Through such a system the U.S. government is turning itself into a massive and tempting target for foreign governments, including the likes of China, Iran and Russia, along with a long line of malicious parties waiting to show off their abilities. Even hi-tech security firms are having difficulties in protecting military secrets from hackers. Therefore, providing a backdoor would simply be considered foolish and leaving one’s system remarkably more sensitive.
“If you put a key under the mat for the cops, a burglar can find it, too,” Apple CEO Tim Cook said.
The U.S. would in fact be forced to launch a campaign of Internet censorship if it intends to block the storage of secure data and protected end-to-end communication.

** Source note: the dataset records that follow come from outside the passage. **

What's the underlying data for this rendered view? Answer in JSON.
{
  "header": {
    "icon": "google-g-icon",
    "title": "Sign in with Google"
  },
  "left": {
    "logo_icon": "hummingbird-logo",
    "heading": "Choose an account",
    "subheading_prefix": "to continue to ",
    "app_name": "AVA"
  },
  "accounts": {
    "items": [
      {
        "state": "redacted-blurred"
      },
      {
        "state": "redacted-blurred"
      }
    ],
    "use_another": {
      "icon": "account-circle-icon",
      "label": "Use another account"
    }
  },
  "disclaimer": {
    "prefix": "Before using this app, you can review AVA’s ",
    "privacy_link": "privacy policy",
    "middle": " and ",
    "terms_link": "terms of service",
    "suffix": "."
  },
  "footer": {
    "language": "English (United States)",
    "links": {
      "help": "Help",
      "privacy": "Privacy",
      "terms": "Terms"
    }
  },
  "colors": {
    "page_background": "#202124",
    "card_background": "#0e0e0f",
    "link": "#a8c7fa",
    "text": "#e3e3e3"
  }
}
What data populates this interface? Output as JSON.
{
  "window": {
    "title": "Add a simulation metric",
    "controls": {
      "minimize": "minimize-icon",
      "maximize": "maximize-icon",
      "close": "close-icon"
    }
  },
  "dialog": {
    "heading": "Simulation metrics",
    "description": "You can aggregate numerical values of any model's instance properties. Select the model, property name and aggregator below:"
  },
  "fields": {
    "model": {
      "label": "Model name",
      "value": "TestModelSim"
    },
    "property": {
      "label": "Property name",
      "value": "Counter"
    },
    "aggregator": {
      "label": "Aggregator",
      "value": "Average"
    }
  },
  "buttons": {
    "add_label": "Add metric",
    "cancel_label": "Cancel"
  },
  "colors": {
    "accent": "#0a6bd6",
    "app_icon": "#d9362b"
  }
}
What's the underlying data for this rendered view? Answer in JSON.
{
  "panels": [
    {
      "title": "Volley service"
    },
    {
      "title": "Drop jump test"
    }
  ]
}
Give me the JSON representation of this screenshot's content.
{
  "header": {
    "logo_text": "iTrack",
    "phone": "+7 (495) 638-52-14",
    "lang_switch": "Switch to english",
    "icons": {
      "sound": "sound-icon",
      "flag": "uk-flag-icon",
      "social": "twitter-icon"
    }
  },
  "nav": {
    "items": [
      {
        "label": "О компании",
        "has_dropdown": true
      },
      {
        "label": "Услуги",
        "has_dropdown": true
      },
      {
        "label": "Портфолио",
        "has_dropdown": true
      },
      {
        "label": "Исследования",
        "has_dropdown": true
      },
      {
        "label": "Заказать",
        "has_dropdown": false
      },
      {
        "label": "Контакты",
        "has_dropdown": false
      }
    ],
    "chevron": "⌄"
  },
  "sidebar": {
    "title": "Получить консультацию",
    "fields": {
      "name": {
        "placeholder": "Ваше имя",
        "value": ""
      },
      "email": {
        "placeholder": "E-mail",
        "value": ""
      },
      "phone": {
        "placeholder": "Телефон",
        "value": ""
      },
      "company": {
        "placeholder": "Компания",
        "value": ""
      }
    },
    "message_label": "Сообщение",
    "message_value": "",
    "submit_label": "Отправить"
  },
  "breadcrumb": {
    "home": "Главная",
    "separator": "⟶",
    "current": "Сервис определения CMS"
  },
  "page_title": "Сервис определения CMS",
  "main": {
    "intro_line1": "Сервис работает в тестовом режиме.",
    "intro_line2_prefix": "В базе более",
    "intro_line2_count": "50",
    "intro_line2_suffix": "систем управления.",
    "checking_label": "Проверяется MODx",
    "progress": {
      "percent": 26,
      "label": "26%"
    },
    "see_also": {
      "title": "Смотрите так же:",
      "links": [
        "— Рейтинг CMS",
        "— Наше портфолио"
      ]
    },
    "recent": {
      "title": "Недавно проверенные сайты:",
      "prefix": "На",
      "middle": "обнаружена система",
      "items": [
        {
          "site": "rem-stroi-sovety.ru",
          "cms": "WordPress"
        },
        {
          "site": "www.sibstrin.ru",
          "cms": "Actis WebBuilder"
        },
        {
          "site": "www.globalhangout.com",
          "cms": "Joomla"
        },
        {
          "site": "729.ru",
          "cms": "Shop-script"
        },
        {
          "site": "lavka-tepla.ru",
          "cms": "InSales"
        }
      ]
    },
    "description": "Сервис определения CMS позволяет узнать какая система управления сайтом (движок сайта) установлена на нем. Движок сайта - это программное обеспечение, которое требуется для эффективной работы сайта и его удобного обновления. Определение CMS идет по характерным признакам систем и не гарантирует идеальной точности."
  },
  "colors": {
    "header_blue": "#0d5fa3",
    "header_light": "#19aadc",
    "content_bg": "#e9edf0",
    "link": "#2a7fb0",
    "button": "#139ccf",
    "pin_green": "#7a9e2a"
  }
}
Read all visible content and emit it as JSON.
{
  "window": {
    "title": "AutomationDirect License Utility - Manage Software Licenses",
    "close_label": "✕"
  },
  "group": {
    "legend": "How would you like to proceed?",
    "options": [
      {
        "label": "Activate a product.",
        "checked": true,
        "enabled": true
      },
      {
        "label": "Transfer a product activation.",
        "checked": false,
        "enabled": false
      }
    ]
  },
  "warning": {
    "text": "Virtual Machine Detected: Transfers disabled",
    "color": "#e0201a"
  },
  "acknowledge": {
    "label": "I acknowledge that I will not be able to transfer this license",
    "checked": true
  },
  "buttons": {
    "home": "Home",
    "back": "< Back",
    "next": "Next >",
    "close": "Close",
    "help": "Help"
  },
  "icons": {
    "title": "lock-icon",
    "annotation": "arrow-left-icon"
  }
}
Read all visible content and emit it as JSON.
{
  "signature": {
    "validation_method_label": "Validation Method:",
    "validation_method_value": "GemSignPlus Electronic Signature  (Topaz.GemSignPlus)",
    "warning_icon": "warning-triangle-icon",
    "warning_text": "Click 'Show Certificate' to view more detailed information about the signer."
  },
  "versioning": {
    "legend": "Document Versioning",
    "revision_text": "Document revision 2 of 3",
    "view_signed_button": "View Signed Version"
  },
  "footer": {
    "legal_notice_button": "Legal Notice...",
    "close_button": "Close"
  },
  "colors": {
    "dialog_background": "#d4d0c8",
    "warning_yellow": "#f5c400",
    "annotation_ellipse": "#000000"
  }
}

Web apps would also be blocked in the process.
Just this last summer, however, more than a dozen top cryptographers issued a paper cautioning the threats of weakening the power of encryption for the sake of law enforcement. They warned any backdoors providing law enforcement entities access to encrypted communications will in the end be misused by sophisticated and capable hackers, and more dangerously, foreign cyber spies. Any attempt aimed at banning powerful encryption in U.S.-made products will most definitely force those seeking to keep their data safe from law enforcement to resort to encryption software from across the seas, as pointed out by privacy advocates. And rest assured, there is plenty of such software out there to find and choose from. In long and detailed arguments against the FBI before Congress, and also in its legal filings, Apple has a made a case arguing that downgrading security for the American consumer will be a “unilateral disarmament” in the never-ending war against hackers, and serve as a major blow in the strive to protect the privacy of its users.
The irony lies in the fact that the Burr/Feinstein draft bill may essentially be so extremely horrible for privacy that it actually benefits the issue of privacy. In its current version there is a near zero chance of this bill becoming law, as the Obama administration has with quite conviction declined to express public support for the bill, despite rumors of Obama himself supporting the move.
There is no definite forecast about where the encryption row is heading. Can Congress mandate backdoors is certainly one main issue and serious question to be answered. Congress will most likely not be able to force tech firms seek encryption approval from the government. This would allow Washington to continuously disapprove backdoor-lacking encryption until the companies finally succumb to their terms.
Considering the increase in terrorist attacks across the globe, there will most definitely be a growing demand on regulating cryptography that is currently cloaking the communication of such attackers from authorities. This is one debate we will certainly hear more about.